The sad truth is however that Russian armed forces are (and have been since 2014) mostly killing Russian-speaking population in Ukraine – that includes Ukrainians and ethnic Russians, dying under bombs in largely bilingual central and predominantly Russian-speaking East part of Ukraine.
And it's largely Russian-speaking and ethnically Russian soldiers in armed forces of Ukraine who are defending their country against the invasion. They are not fighting them because the invaders are Russian, but because they are invaders.
The “Russophobic” argument is incorrect because Russian armed forces are fighting mostly Russian and Russian-speaking population in Ukraine, and the ethnicity is not a distinguishing feature here. The main disagreement between the fighting parties is Russia's allegiance to one particular political movement that assumes superiority of not only Russian ethnos, but also a very specific authoritarian political system represented by Putin.
Conclusion: it's a classic “no true Scotsman” fallacy – Kremlin only chooses to recognize as “Russians” those who uncritically approve Putin and his model of a state – therefore those who don't, are automatically classified as “Russophobes” and “Nazis”, even if they are Russians themselves.

“Whatever works”

As noted in the beginning, Kremlin's approach to ideology seems to be largely instrumental – unlike in Soviet times, there's no carefully constructed ideological system with its saints and scriptures.

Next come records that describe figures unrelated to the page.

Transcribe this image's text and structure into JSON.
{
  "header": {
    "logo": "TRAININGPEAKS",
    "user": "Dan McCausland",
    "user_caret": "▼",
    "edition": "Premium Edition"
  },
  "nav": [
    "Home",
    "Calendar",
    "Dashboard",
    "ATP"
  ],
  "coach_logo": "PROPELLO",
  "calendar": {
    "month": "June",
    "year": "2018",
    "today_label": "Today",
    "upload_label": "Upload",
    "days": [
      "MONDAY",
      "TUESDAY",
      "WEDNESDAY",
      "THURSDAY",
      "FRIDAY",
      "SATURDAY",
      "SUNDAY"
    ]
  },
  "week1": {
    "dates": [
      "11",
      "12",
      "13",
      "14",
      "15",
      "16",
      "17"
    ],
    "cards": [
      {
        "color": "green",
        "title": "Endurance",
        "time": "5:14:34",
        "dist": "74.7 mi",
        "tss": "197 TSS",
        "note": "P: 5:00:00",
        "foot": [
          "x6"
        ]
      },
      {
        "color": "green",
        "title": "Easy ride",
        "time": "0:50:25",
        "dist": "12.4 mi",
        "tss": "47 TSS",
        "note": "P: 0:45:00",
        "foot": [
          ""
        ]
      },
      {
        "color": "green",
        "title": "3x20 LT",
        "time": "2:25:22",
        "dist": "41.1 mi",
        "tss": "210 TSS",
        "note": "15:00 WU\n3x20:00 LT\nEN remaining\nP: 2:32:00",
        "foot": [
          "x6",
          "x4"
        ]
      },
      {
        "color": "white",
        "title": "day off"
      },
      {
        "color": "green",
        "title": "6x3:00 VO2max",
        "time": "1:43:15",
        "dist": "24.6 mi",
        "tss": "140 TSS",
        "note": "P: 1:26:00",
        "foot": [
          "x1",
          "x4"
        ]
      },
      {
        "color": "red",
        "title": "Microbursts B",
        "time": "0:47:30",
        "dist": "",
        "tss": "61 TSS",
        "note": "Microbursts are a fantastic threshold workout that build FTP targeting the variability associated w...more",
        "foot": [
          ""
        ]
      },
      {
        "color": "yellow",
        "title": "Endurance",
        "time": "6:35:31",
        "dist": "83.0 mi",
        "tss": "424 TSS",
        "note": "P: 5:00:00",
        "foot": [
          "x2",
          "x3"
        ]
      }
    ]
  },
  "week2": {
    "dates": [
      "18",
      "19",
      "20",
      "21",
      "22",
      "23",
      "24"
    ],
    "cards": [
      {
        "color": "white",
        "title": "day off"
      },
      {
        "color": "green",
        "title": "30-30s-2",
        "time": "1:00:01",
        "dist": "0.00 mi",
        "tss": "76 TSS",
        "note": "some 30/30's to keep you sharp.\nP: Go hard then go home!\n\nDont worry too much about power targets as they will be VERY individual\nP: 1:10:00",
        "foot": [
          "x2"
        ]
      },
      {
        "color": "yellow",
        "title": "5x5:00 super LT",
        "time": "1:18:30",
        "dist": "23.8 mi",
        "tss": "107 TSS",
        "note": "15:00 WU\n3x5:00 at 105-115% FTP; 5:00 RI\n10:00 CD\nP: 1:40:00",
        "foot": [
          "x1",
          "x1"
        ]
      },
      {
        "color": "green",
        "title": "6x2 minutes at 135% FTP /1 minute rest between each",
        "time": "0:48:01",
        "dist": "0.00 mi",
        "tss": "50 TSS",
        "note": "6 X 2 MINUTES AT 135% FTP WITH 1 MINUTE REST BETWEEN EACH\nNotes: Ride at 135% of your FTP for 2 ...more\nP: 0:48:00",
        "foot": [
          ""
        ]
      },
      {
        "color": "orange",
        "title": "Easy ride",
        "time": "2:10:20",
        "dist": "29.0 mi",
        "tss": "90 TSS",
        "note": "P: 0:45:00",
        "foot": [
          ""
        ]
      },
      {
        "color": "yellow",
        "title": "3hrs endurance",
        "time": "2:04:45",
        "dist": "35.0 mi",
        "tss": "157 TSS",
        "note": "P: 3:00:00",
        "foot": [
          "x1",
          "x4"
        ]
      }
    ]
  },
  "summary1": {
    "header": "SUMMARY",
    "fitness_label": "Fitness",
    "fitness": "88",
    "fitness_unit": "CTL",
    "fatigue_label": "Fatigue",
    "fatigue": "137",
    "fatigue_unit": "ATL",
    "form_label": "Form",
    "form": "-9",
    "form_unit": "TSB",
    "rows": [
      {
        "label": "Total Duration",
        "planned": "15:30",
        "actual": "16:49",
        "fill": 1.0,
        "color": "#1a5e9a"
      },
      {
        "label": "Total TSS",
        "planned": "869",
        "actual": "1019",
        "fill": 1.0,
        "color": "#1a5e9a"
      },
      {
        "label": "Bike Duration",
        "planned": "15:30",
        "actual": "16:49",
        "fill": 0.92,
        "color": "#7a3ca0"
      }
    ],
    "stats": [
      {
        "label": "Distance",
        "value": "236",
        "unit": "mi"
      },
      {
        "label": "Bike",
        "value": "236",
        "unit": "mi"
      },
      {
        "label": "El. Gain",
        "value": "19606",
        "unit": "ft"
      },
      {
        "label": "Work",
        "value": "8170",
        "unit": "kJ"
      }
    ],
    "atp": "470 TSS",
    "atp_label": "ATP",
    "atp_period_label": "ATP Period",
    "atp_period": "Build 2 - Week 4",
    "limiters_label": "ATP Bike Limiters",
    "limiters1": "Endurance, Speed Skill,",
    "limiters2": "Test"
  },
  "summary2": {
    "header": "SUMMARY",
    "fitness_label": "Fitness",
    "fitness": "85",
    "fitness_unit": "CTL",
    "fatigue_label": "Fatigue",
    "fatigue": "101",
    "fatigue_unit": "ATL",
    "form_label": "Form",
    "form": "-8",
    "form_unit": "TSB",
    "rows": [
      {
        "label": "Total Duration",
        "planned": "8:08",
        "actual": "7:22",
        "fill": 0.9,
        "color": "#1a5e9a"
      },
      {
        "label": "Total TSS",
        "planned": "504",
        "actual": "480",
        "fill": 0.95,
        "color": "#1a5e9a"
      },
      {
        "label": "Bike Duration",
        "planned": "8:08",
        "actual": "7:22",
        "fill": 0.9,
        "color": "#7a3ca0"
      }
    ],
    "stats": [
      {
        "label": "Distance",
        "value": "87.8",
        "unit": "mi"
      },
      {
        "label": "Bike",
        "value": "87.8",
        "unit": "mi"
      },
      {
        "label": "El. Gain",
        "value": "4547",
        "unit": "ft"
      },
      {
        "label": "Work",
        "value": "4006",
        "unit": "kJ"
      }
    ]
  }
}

Instead, it's a casually picked mix of various ideological tropes taken from Soviet, Russian Orthodox and Russian Empire, based on their perceived attractiveness for the audience, even if ends up with an Orthodox icon with Jesus and atheist Stalin all in one picture.
Application of these is opportunistic – if the story works for the target audience, they'll just go with it because why worry for details if you can spend the “saved” budget for a holiday in Emirates? If it doesn't, they'll simply invent another one – this is how we ended up with the “firehose of lies” in so many stories, such as MH17 or Bucha.
Does it work? Clearly not with Western audience, which, even among its most forgiving representatives, seems to be listening to Kremlin's statements made at different times and actually trying make sense of it, and is often left puzzled by the contradictions and basic nonsense.
Dissection of these is rather trivial – you don't really need excellent analytical skills, it's usually sufficient to compare Russian officials statements at some month apart to capture striking inconsistencies.
All these publications, when watched over a longer period, make an increasingly depressing impression of rather desperate attempts to justify the biases of its authors rather than attempts at actual analytics.